Are we going to experience a 1970s-style “stagflation” return?

Soaring consumer prices raise the specter of a return to the ‘stagflation’ of the 1970s. This was when higher prices coincided with high unemployment rates, despite what economists did. conventional thought to be possible.

The situation today looks very different. Unemployment is relatively low and households are generally in good financial health. The Conference Board, a research group on business, found that consumer inflation expectations last month were the highest they have been since July 2008. But their overall confidence remains at high levels.

Economic growth, after slowing from July to September in response to the highly contagious Delta variant of the coronavirus, is expected to rebound in the last quarter of 2021.

“Most economists expect growth to accelerate in the fourth quarter,” Greene said. “So that does not suggest that we are facing both slower growth and higher inflation. We are simply facing higher inflation.

What should policy makers do?

The pressure is on the Fed, responsible for controlling inflation, to control prices.

The central bank began to counter inflationary pressures by cutting its $ 120 billion monthly bond purchases by $ 15 billion per month. These purchases, launched last summer, were aimed at maintaining long-term interest rates in order to stimulate borrowing and spending.

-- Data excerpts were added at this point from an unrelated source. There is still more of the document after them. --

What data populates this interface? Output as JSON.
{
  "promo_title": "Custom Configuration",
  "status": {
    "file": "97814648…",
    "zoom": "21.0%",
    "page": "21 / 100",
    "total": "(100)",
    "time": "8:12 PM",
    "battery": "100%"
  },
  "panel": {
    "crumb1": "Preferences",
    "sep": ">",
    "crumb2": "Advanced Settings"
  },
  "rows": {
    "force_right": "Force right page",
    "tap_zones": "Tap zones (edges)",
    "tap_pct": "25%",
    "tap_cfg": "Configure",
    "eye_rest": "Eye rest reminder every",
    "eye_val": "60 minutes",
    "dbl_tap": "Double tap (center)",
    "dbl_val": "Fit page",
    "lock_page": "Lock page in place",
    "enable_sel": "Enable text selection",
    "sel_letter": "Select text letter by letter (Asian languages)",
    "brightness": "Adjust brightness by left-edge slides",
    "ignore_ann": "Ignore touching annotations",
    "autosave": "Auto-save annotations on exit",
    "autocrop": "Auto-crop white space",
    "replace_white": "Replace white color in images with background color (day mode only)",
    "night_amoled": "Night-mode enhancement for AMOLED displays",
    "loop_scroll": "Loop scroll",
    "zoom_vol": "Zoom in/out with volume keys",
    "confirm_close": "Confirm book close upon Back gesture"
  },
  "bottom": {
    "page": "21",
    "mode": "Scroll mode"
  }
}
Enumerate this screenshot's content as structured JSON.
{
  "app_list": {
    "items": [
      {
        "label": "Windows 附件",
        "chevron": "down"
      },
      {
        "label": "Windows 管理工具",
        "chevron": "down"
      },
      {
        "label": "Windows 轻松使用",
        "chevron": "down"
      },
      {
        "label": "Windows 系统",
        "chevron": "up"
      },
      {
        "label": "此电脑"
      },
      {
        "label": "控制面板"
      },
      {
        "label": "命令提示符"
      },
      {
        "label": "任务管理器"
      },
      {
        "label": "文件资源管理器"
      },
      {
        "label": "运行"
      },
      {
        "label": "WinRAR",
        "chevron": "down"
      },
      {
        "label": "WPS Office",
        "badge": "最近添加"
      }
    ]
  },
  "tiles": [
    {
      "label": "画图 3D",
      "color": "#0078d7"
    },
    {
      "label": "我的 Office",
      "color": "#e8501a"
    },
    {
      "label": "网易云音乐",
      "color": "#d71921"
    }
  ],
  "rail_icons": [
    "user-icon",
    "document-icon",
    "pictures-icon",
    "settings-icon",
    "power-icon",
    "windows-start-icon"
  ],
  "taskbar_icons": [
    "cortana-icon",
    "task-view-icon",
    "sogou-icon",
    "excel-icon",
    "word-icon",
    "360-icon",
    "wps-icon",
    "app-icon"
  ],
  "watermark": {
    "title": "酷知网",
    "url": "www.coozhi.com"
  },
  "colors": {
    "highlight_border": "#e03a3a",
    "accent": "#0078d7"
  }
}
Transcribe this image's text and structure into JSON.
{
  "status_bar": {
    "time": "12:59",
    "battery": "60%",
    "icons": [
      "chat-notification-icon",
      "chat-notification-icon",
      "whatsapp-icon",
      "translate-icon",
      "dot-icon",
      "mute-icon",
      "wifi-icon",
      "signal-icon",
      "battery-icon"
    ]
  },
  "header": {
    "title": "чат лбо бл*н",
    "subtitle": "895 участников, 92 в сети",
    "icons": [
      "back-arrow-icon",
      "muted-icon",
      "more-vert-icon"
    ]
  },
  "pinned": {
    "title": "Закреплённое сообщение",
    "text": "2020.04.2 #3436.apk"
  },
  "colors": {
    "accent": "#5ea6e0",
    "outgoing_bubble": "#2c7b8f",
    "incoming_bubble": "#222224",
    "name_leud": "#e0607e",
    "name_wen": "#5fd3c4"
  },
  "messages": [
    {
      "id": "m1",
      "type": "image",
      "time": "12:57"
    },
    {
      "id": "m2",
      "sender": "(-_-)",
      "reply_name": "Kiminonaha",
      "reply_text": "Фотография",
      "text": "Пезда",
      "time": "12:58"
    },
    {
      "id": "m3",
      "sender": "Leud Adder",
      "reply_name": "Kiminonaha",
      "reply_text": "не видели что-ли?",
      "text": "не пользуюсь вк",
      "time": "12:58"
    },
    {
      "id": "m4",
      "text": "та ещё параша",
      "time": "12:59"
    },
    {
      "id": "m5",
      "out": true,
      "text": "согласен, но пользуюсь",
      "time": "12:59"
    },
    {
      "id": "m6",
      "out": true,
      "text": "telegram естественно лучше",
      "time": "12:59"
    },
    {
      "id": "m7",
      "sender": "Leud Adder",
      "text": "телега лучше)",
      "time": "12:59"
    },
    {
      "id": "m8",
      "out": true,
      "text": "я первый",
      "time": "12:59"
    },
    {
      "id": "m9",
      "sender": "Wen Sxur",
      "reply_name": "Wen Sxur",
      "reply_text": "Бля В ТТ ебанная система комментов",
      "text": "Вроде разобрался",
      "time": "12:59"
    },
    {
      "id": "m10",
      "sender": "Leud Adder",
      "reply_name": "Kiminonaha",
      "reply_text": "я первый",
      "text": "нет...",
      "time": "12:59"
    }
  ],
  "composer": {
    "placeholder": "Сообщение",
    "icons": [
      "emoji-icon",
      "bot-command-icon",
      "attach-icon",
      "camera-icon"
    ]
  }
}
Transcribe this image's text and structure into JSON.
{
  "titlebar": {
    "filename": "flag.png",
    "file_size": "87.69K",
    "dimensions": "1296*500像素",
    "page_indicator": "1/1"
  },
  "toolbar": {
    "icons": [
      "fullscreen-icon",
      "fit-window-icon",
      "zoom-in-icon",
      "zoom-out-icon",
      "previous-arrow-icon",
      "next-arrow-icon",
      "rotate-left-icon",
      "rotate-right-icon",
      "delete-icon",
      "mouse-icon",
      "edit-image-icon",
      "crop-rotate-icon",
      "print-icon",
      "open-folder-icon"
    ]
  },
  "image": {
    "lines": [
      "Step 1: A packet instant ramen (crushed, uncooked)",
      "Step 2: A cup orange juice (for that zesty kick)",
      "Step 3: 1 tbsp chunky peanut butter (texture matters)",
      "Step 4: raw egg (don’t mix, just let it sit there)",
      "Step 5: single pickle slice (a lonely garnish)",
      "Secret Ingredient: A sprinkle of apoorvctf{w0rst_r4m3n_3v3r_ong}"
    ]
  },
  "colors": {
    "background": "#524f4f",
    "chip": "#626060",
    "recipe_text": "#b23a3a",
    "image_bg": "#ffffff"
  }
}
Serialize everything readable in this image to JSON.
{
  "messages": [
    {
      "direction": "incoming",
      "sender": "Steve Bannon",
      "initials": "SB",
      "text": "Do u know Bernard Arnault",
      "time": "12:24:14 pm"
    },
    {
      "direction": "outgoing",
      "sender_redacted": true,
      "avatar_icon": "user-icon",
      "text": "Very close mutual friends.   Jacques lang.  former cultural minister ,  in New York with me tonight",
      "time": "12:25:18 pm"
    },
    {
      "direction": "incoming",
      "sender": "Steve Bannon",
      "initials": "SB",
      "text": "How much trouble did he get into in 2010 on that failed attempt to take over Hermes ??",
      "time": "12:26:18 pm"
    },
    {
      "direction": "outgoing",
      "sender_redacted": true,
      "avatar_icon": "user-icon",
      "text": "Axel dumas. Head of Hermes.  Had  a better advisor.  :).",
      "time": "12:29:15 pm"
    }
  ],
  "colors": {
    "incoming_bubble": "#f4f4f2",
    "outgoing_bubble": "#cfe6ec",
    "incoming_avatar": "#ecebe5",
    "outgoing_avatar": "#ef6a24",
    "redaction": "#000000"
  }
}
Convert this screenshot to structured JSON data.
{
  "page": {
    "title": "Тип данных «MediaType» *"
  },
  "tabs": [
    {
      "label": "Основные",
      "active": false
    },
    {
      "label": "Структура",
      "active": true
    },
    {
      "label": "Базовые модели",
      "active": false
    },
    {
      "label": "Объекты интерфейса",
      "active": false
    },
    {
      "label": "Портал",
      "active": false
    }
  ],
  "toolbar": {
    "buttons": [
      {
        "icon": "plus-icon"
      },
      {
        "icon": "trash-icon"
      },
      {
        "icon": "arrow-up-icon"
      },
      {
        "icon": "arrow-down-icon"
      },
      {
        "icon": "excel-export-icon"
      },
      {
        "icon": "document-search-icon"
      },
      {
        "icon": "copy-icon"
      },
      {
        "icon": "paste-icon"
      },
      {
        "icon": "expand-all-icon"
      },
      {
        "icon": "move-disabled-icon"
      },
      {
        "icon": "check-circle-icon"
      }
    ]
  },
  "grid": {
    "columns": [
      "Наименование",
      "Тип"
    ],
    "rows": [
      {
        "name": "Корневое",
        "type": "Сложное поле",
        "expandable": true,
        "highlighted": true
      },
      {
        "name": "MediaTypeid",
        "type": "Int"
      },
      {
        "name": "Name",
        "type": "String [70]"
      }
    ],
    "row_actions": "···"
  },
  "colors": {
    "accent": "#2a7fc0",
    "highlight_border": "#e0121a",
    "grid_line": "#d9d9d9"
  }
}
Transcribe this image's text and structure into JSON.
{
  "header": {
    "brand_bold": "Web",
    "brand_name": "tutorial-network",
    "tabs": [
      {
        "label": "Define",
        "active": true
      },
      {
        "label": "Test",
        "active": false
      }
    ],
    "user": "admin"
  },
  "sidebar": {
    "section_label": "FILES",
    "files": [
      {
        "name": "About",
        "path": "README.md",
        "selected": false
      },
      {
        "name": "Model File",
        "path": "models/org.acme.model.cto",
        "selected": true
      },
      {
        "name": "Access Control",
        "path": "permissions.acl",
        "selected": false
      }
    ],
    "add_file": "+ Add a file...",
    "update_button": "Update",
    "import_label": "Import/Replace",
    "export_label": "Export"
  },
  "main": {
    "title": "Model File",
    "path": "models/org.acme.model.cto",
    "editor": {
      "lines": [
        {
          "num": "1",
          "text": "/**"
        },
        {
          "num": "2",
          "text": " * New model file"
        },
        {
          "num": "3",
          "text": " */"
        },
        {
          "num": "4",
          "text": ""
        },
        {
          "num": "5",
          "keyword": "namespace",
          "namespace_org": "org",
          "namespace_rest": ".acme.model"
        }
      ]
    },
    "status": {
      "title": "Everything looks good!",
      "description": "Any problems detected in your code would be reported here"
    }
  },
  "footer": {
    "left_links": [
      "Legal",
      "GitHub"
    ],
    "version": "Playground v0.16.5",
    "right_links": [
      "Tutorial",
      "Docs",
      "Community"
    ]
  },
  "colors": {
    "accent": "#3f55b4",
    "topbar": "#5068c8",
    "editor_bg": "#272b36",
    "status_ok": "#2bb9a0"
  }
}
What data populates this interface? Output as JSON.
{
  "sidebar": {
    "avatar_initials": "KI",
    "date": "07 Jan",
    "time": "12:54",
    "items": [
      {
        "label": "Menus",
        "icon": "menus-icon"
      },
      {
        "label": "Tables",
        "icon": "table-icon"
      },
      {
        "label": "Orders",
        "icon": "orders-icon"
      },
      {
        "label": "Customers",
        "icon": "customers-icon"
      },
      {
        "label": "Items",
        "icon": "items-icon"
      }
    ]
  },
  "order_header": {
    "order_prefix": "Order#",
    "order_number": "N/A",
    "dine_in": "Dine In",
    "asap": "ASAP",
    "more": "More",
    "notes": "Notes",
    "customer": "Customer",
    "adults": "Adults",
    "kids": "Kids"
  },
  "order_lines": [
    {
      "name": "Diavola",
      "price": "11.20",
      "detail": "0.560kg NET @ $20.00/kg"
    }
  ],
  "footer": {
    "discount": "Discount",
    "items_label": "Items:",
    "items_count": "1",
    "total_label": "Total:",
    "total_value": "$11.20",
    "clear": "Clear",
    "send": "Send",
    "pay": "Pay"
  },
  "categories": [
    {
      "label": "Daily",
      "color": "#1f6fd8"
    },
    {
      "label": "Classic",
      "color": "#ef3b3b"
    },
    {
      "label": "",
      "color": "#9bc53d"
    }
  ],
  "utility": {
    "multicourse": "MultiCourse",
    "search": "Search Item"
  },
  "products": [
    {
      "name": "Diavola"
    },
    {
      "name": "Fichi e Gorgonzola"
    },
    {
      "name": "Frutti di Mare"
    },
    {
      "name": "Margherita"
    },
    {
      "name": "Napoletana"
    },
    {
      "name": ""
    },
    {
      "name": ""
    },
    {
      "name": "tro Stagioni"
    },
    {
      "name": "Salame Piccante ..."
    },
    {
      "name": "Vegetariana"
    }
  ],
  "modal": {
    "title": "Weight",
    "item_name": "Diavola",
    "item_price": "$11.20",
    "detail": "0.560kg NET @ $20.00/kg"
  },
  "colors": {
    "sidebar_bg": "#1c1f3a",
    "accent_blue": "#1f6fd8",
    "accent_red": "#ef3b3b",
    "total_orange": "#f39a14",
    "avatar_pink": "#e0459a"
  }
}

But with inflationary pressures lingering longer than Powell’s Fed expected, the central bank is expected to make a big announcement as early as next week that it will step up its withdrawal from bond purchases.

This would put the Fed on track to start raising its key short-term interest rate as early as the first half of next year. This rate has been close to zero since March 2020, when COVID-19 plunged the economy into a deep recession. A rate hike that would soon be much earlier than expected, just this summer, when Fed policymakers predicted they wouldn’t do so until the end of 2023.

“We’ve been battling inflation that hasn’t existed since the 1990s,” said Diane Swonk, chief economist at accounting and consulting firm Grant Thornton, “and now we’re talking about fighting real inflation.”